GSK agrees deal to develop longer-acting HIV drugs
GlaxoSmithKline has agreed a deal to develop ultra-long acting HIV drugs administered as little as four times a year that could revolutionise treatment of the virus.
ViiV Healthcare — an HIV specialist that is majority-owned by GSK and backed by Pfizer and Japanese pharma group Shionogi — will develop a Shionogi molecule as a long-acting HIV treatment with dosing intervals of three months or more.
It will pay Shionogi £20m for the molecule, a further £15m when clinical development milestones are met, plus royalties on net sales. Shionogi will make capped contributions to the development.
The molecule will not be available for clinical trials before 2023, but ViiV executives said in an interview they were hopeful about its future given preliminary signs of high resistance to mutations in HIV and its long duration in the body. Kimberly Smith, head of R&D at ViiV, said successful development of the molecule, called S-365598, could eventually lead to twice-yearly treatment for HIV.
“What we heard [from patients is] the less frequent the dosing, the better,” Smith said, adding the company aimed to “make HIV treatment a lesser part of people’s lives”.
ViiV already has a long-acting treatment on the market in the US and Europe called Cabenuva, which is administered once every one or two months.
Currently, the vast majority of people with HIV take a daily combination of drugs orally that are well-tolerated and effective. The combination inhibits viral replication, lowering the presence of the virus in the blood to undetectable levels and enabling patients to live normal and healthy lives with relatively little need for medical intervention. A byproduct of effective treatment is that people living with HIV who have undetectable viral loads cannot pass it on.
More long-acting drugs can reduce the compliance problems that can go with remembering to take drugs every day and thereby limiting the chances of developing resistance.
ViiV is not the only one in this field. Merck and Gilead Sciences, for example, are working together to develop long-acting HIV treatments.
The prices of HIV drugs have been contentious, with companies accused of overcharging.

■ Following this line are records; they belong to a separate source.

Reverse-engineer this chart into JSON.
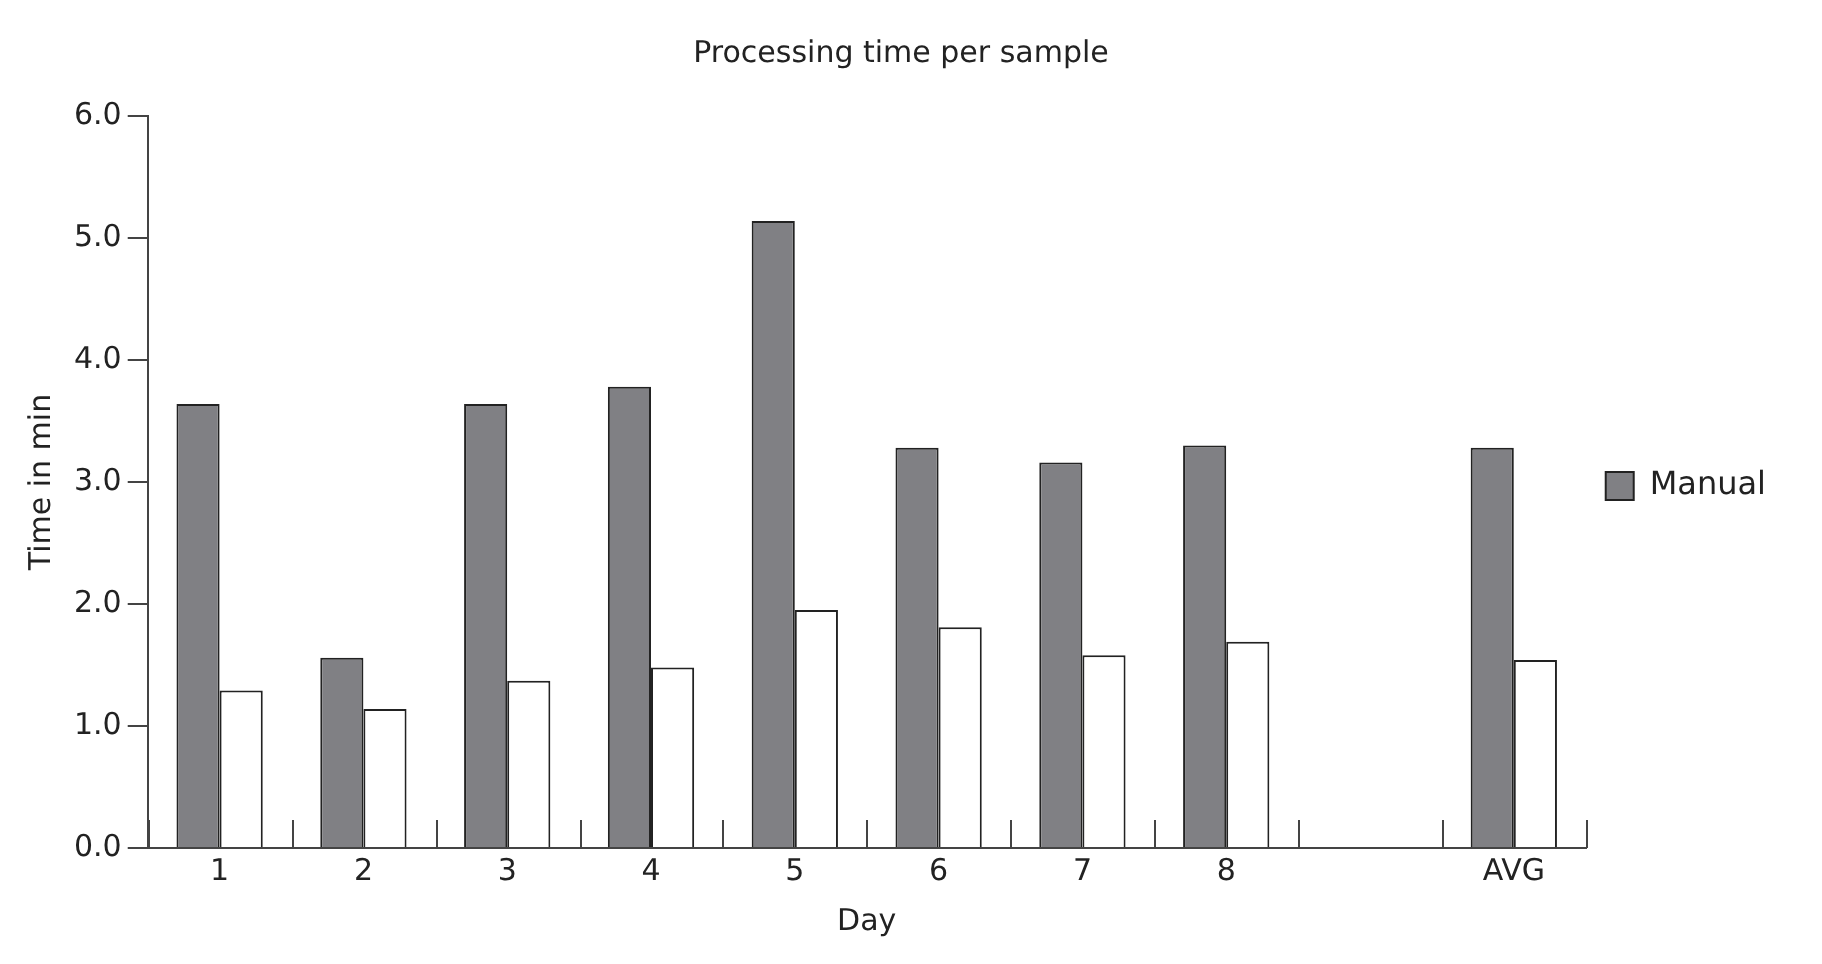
{
  "chart_data": {
    "type": "bar",
    "title": "Processing time per sample",
    "xlabel": "Day",
    "ylabel": "Time in min",
    "categories": [
      "1",
      "2",
      "3",
      "4",
      "5",
      "6",
      "7",
      "8",
      null,
      "AVG"
    ],
    "series": [
      {
        "name": "Manual",
        "color": "#808084",
        "values": [
          3.64,
          1.56,
          3.64,
          3.78,
          5.14,
          3.28,
          3.16,
          3.3,
          null,
          3.28
        ]
      },
      {
        "color": "#ffffff",
        "values": [
          1.29,
          1.14,
          1.37,
          1.48,
          1.95,
          1.81,
          1.58,
          1.69,
          null,
          1.54
        ]
      }
    ],
    "ylim": [
      0,
      6
    ],
    "yticks": [
      {
        "value": 0,
        "label": "0.0"
      },
      {
        "value": 1,
        "label": "1.0"
      },
      {
        "value": 2,
        "label": "2.0"
      },
      {
        "value": 3,
        "label": "3.0"
      },
      {
        "value": 4,
        "label": "4.0"
      },
      {
        "value": 5,
        "label": "5.0"
      },
      {
        "value": 6,
        "label": "6.0"
      }
    ],
    "grid": false,
    "legend": "right"
  }
}
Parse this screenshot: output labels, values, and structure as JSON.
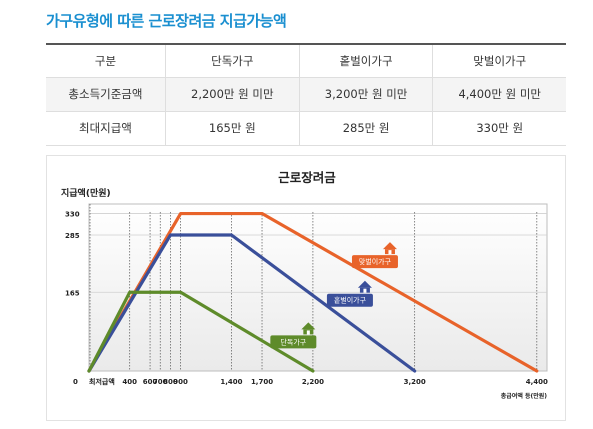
{
  "page": {
    "title": "가구유형에 따른 근로장려금 지급가능액"
  },
  "table": {
    "headers": [
      "구분",
      "단독가구",
      "홑벌이가구",
      "맞벌이가구"
    ],
    "rows": [
      {
        "label": "총소득기준금액",
        "values": [
          "2,200만 원 미만",
          "3,200만 원 미만",
          "4,400만 원 미만"
        ]
      },
      {
        "label": "최대지급액",
        "values": [
          "165만 원",
          "285만 원",
          "330만 원"
        ]
      }
    ]
  },
  "chart_data": {
    "type": "line",
    "title": "근로장려금",
    "ylabel": "지급액(만원)",
    "xlabel": "총급여액 등(만원)",
    "x_origin_label": "최저급액",
    "xlim": [
      0,
      4500
    ],
    "ylim": [
      0,
      350
    ],
    "xticks": [
      400,
      600,
      700,
      800,
      900,
      1400,
      1700,
      2200,
      3200,
      4400
    ],
    "yticks": [
      165,
      285,
      330
    ],
    "y_zero_label": "0",
    "grid": true,
    "series": [
      {
        "name": "맞벌이가구",
        "color": "#e8632a",
        "x": [
          0,
          900,
          1700,
          4400
        ],
        "y": [
          0,
          330,
          330,
          0
        ]
      },
      {
        "name": "홑벌이가구",
        "color": "#3a4f9a",
        "x": [
          0,
          800,
          1400,
          3200
        ],
        "y": [
          0,
          285,
          285,
          0
        ]
      },
      {
        "name": "단독가구",
        "color": "#5e8b2a",
        "x": [
          0,
          400,
          900,
          2200
        ],
        "y": [
          0,
          165,
          165,
          0
        ]
      }
    ]
  }
}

Andy Hill, a senior visiting research fellow in pharmacology at Liverpool University, said long-acting treatment could transform HIV care.
“However we already have excellent oral treatments taken once daily, used by over 20m people worldwide,” he said. “The new long acting treatments need to show significant benefits and be as cheap as the current options.”
Deborah Waterhouse, ViiV chief executive, said the company uses a combination of high-volume, lower-price deals and royalty-free licences to ensure good global access.
Separately on Tuesday, Viiv said one of the components of Cabenuva, cabotegravir, has received priority-review designation from the US Food and Drug Administration for HIV prevention, with a target approval date of late January 2022.
Last year, trials showed the drug was superior at preventing HIV compared with the current standard of care, Gilead’s Truvada.